There were still some limitations in this study. First, because of the limited clinical samples, the expression of linc0104 in ESCC and gefitinib‐resistant ESCC tissue samples was not explored, which might impair the significance of our study. Moreover, lncRNAs have many regulatory mechanisms to modulate the pathogenesis of disease, but because of the shortage of research funds, the exact mechanism of linc0104 in regulating gefitinib resistance in ESCC was not further explored. A deepened exploration about linc0104 in gefitinib resistance is still required in the further.

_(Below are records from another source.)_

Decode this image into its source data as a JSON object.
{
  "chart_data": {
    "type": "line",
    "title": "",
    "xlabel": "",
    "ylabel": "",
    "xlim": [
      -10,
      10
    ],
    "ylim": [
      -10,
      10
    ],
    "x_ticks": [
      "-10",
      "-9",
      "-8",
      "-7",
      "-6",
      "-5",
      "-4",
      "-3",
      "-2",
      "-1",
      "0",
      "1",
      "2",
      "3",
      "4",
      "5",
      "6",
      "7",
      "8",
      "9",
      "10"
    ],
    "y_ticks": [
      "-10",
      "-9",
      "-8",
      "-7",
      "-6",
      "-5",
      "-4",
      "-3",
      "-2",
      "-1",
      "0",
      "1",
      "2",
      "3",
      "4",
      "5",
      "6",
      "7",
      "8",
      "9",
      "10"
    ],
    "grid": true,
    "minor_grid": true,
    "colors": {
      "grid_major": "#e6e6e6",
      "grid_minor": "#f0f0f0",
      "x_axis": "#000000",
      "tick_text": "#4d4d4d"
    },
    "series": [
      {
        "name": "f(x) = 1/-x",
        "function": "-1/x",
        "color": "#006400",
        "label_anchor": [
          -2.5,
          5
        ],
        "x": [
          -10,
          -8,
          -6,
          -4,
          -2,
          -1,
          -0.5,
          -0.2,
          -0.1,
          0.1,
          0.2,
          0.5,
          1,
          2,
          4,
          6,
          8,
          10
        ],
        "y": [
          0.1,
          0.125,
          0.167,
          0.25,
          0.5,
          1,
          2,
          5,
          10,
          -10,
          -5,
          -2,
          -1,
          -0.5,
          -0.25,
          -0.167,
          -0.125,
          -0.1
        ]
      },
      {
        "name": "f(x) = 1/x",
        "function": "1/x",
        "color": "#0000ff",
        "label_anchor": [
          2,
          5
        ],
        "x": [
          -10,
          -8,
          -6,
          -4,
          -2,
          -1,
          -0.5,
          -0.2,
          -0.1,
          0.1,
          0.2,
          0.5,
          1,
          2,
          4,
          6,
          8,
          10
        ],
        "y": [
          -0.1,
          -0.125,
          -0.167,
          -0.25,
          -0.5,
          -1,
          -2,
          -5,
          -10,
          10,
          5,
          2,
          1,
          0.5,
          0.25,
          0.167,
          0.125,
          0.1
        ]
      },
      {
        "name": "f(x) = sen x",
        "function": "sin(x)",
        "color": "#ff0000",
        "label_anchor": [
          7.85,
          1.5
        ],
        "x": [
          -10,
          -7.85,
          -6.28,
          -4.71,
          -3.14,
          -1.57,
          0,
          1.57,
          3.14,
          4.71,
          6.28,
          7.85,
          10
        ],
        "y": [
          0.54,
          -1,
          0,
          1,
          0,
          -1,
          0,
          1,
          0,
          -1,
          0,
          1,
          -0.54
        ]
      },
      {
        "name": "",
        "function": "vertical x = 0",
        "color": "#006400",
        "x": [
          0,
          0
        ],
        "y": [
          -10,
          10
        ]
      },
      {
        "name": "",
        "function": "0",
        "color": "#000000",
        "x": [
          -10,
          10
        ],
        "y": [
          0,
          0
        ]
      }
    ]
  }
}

In conclusion, linc0104 might play a critical role in the pathogenesis of ESCC. Silencing of linc01014 could significantly promote the sensitivity of ESCC cell lines to gefitinib and increasing the apoptosis of ESCC cells via PI3K/AKT/mTOR signalling pathway. These finding might be of importance in understanding and treatment of ESCC gefitinib resistance in clinic.

CONFLICT OF INTEREST

All of the authors have no conflict of interest in this research.

AUTHOR CONTRIBUTIONS

Each author has made an important scientific contribution to the study and has assisted with the drafting or revising of the manuscript.

CONSENT TO PUBLISH

All of the authors have consented to publish this research.